Getting started with LM-Eval

LM-Eval is a service for large language model evaluation underpinned by two open-source projects: lm-evaluation-harness and Unitxt. LM-Eval is integrated into the TrustyAI Kubernetes Operator. In this tutorial, you will learn:

  • How to create an LMEvalJob CR to kick off an evaluation job and get the results

LM-Eval is only available since TrustyAI’s 1.28.0 community builds. In order to use it on Open Data Hub, you need to use either ODH 2.20 (or newer) or add the following devFlag to you DataScienceCluster resource:

trustyai:
  devFlags:
    manifests:
      - contextDir: config
        sourcePath: ''
        uri: https://github.com/trustyai-explainability/trustyai-service-operator/tarball/main
  managementState: Managed

Global settings for LM-Eval

There are some configurable global settings for LM-Eval services and they are stored in the TrustyAI’s operator global ConfigMap, trustyai-service-operator-config, located in the same namespace as the operator. Here is a list of properties for LM-Eval:

Setting Default Description

lmes-detect-device

true/false

Detect if there is available GPUs or not and assign the proper value for --device argument for lm-evaluation-harness. If GPU(s) is found, it uses cuda as the value for --device; otherwise, it uses cpu.

lmes-pod-image

quay.io/trustyai/ta-lmes-job:latest

The image for the LM-Eval job. The image contains the necessary Python packages for lm-evaluation-harness and Unitxt.

lmes-driver-image

quay.io/trustyai/ta-lmes-driver:latest

The image for the LM-Eval driver. Check cmd/lmes_driver directory for detailed information about the driver.

lmes-image-pull-policy

Always

The image-pulling policy when running the evaluation job.

lmes-default-batch-size

8

The default batch size when invoking the model inference API. This only works for local models.

lmes-max-batch-size

24

The maximum batch size that users can specify in an evaluation job.

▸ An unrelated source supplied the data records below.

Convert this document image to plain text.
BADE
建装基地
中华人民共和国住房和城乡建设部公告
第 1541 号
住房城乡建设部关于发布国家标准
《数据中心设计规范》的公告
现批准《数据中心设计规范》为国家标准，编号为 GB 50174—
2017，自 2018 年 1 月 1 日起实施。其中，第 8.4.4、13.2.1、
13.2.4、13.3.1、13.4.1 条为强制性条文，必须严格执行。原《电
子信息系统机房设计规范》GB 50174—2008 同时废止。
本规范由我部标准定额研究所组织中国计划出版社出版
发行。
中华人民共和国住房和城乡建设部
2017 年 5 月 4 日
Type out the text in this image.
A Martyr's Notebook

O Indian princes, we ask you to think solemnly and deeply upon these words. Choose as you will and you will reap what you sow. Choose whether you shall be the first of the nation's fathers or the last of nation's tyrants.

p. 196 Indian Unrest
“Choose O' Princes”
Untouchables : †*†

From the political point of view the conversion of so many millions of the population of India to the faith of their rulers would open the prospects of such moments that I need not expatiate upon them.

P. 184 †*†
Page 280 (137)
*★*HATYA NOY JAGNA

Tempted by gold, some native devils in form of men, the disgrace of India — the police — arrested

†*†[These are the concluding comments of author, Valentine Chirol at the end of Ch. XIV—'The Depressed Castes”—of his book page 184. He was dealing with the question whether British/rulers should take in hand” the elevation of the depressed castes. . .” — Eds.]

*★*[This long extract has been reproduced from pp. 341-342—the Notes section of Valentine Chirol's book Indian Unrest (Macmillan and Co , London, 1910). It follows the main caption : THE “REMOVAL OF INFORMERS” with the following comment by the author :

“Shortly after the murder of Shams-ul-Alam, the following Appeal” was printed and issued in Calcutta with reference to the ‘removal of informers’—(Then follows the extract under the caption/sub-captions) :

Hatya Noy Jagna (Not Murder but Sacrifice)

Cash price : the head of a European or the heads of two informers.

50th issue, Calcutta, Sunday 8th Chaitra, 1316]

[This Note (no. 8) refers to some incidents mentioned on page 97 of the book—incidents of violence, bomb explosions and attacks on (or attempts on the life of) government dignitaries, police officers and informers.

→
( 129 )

lmes-pod-checking-interval

10s

The interval to check the job pod for an evaluation job.

After updating the settings in the ConfigMap, the new values only take effect when the operator restarts.

LMEvalJob

LM-Eval service defines a new Custom Resource Definition called: LMEvalJob. LMEvalJob objects are monitored by the TrustyAI Kubernetes operator. An LMEvalJob object represents an evaluation job. Therefore, to run an evaluation job, you need to create an LMEvalJob object with the needed information including model, model arguments, task, secret, etc. Once the LMEvalJob is created, the LM-Eval service will run the evaluation job and update the status and results to the LMEvalJob object when the information is available.

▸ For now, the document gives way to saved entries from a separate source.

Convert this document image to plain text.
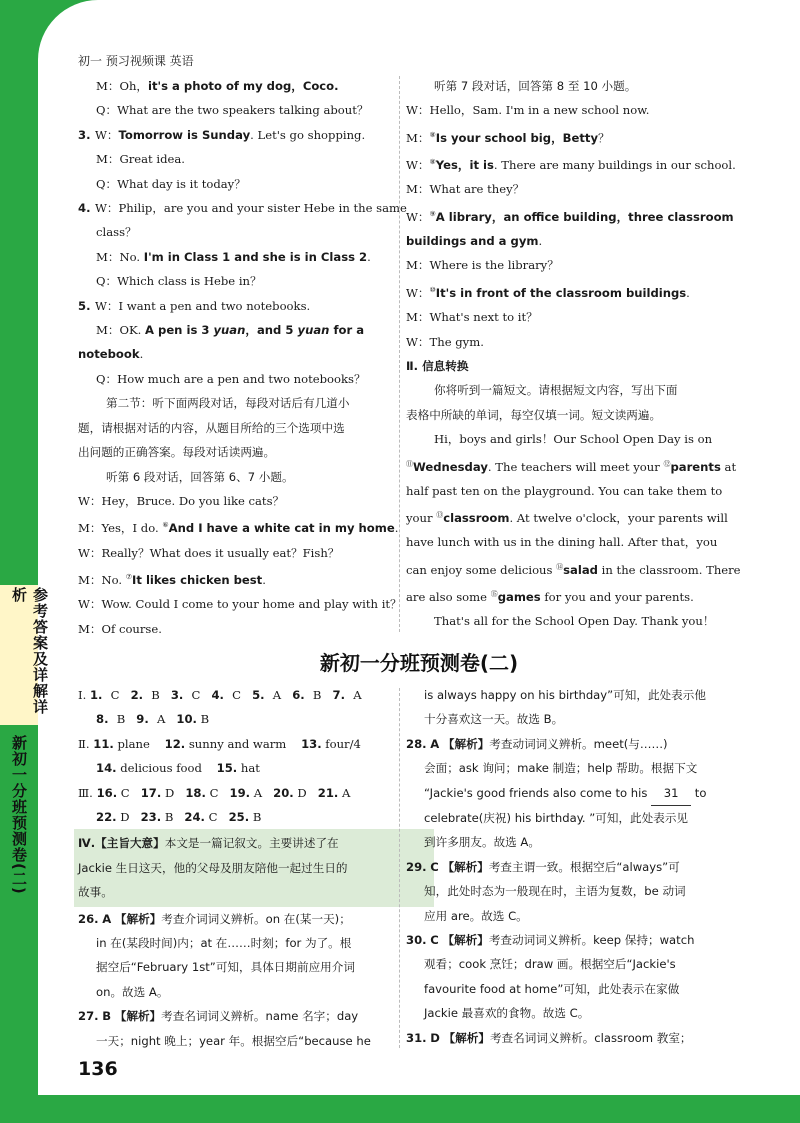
初一 预习视频课 英语
M：Oh，it's a photo of my dog，Coco.
Q：What are the two speakers talking about？
3. W：Tomorrow is Sunday. Let's go shopping.
M：Great idea.
Q：What day is it today？
4. W：Philip，are you and your sister Hebe in the same
class？
M：No. I'm in Class 1 and she is in Class 2.
Q：Which class is Hebe in？
5. W：I want a pen and two notebooks.
M：OK. A pen is 3 yuan，and 5 yuan for a
notebook.
Q：How much are a pen and two notebooks？
第二节：听下面两段对话，每段对话后有几道小
题，请根据对话的内容，从题目所给的三个选项中选
出问题的正确答案。每段对话读两遍。
听第 6 段对话，回答第 6、7 小题。
W：Hey，Bruce. Do you like cats？
M：Yes，I do. ⑥And I have a white cat in my home.
W：Really？What does it usually eat？Fish？
M：No. ⑦It likes chicken best.
W：Wow. Could I come to your home and play with it？
M：Of course.
听第 7 段对话，回答第 8 至 10 小题。
W：Hello，Sam. I'm in a new school now.
M：⑧Is your school big，Betty？
W：⑧Yes，it is. There are many buildings in our school.
M：What are they？
W：⑨A library，an office building，three classroom
buildings and a gym.
M：Where is the library？
W：⑩It's in front of the classroom buildings.
M：What's next to it？
W：The gym.
Ⅱ. 信息转换
你将听到一篇短文。请根据短文内容，写出下面
表格中所缺的单词，每空仅填一词。短文读两遍。
Hi，boys and girls！Our School Open Day is on
⑪Wednesday. The teachers will meet your ⑫parents at
half past ten on the playground. You can take them to
your ⑬classroom. At twelve o'clock，your parents will
have lunch with us in the dining hall. After that，you
can enjoy some delicious ⑭salad in the classroom. There
are also some ⑮games for you and your parents.
That's all for the School Open Day. Thank you！
新初一分班预测卷(二)
Ⅰ. 1. C 2. B 3. C 4. C 5. A 6. B 7. A
8. B 9. A 10. B
Ⅱ. 11. plane 12. sunny and warm 13. four/4
14. delicious food 15. hat
Ⅲ. 16. C 17. D 18. C 19. A 20. D 21. A
22. D 23. B 24. C 25. B
Ⅳ.【主旨大意】本文是一篇记叙文。主要讲述了在
Jackie 生日这天，他的父母及朋友陪他一起过生日的
故事。
26. A 【解析】考查介词词义辨析。on 在(某一天)；
in 在(某段时间)内；at 在……时刻；for 为了。根
据空后“February 1st”可知，具体日期前应用介词
on。故选 A。
27. B 【解析】考查名词词义辨析。name 名字；day
一天；night 晚上；year 年。根据空后“because he
is always happy on his birthday”可知，此处表示他
十分喜欢这一天。故选 B。
28. A 【解析】考查动词词义辨析。meet(与……)
会面；ask 询问；make 制造；help 帮助。根据下文
“Jackie's good friends also come to his 31 to
celebrate(庆祝) his birthday. ”可知，此处表示见
到许多朋友。故选 A。
29. C 【解析】考查主谓一致。根据空后“always”可
知，此处时态为一般现在时，主语为复数，be 动词
应用 are。故选 C。
30. C 【解析】考查动词词义辨析。keep 保持；watch
观看；cook 烹饪；draw 画。根据空后“Jackie's
favourite food at home”可知，此处表示在家做
Jackie 最喜欢的食物。故选 C。
31. D 【解析】考查名词词义辨析。classroom 教室；
136
参考答案及详解详析
新初一分班预测卷(二)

Here is an example of an LMEvalJob object:

apiVersion: trustyai.opendatahub.io/v1alpha1
kind: LMEvalJob
metadata:
  name: evaljob-sample
spec:
  model: hf
  modelArgs:
  - name: pretrained
    value: google/flan-t5-base (1)
  taskList:
    taskRecipes:
    - card:
        name: "cards.wnli" (2)
      template: "templates.classification.multi_class.relation.default" (3)
  logSamples: true
1 In this example, it uses the pre-trained google/flan-t5-base model from Hugging Face (model: hf)
2 The dataset is from the wnli subset of the General Language Understanding Evaluation (GLUE). You can find the details of the Unitxt card wnli here.
3 It also specifies the multi_class.relation task from Unitxt and its default metrics are f1_micro, f1_macro, and accuracy.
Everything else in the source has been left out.